The ninth month of the Muslim calendar is Ramadan, a period of obligatory fasting in commemoration of Muhammad's receipt of God's revelation. Throughout the month all but the sick and weak, pregnant or lactating women, soldiers on duty, travelers on necessary journeys, and young children are enjoined from eating, drinking, smoking, or sexual intercourse during the daylight hours. Those adults excused are obliged to endure an equivalent fast at their earliest opportunity. A festive meal breaks the daily fast and inaugurates a night of feasting and celebration. The pious well-to-do usually do little or no work during this period, and some businesses close for all or part of the day. Since the months of the lunar year revolve through the solar year, Ramadan falls at various seasons in different years. A considerable test of discipline at any time of the year, a fast that falls in summertime imposes severe hardship on those who must do physical work.
All Muslims, at least once in their lifetime, should make the hajj to Mecca to participate in special rites held there during the twelfth month of the lunar calendar. Muhammad instituted this requirement, modifying pre-Islamic custom, to emphasize sites associated with God and Abraham (Ibrahim), founder of monotheism and father of the Arabs through his son Ismail.

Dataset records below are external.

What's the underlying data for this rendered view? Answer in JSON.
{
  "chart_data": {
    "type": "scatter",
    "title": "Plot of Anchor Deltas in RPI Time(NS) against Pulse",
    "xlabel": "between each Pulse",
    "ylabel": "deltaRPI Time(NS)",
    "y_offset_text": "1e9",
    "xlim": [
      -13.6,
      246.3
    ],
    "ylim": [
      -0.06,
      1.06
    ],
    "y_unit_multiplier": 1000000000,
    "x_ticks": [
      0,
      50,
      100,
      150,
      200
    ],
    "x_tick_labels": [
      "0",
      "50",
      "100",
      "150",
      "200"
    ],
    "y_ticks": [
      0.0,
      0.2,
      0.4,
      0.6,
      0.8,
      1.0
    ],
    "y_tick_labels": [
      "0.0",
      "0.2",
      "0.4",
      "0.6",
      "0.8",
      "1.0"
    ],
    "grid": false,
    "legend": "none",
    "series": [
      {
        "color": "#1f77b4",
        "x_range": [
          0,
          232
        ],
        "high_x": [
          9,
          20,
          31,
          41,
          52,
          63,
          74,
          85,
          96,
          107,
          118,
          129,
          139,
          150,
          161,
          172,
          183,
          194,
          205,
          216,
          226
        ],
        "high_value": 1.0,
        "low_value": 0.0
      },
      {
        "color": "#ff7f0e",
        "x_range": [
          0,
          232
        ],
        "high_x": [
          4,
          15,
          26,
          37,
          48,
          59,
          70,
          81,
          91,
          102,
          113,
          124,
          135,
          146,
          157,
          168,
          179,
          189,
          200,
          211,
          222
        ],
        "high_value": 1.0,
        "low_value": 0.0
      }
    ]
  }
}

The lesser pillars of the faith, which all Muslims share, are jihad, or the crusade to protect Islamic lands, beliefs, and institutions; and the requirement to do good works and to avoid all evil thoughts, words, and deeds. In addition, Muslims agree on certain basic principles of faith based on the teachings of the Prophet Muhammad: there is one God, who is a unitary divine being in contrast to the trinitarian belief of Christians; Muhammad, the last of a line of prophets beginning with Abraham and including Moses and Jesus, was chosen by God to present His message to humanity; and there is a general resurrection on the last or judgment day.
The Muslim year has two religious festivals--Id al Adha, a sacrificial festival on the tenth of Dhu al Hijjah, the twelfth month; and Id al Fitr, the festival of breaking the fast, which celebrates the end of Ramadan on the first of Shawwal, the tenth month. To Sunnis these are the most important festivals of the year. Each lasts three or four days, during which people put on their best clothes, visit, congratulate, and bestow gifts on each other. In addition, cemeteries are visited. Id al Fitr is celebrated more joyfully, as it marks the end of the hardships of Ramadan. Celebrations also take place, though less extensively, on the Prophet's birthday, which falls on the twelfth of Rabi al Awwal, the third month, and on the first of Muharram, the beginning of the new year.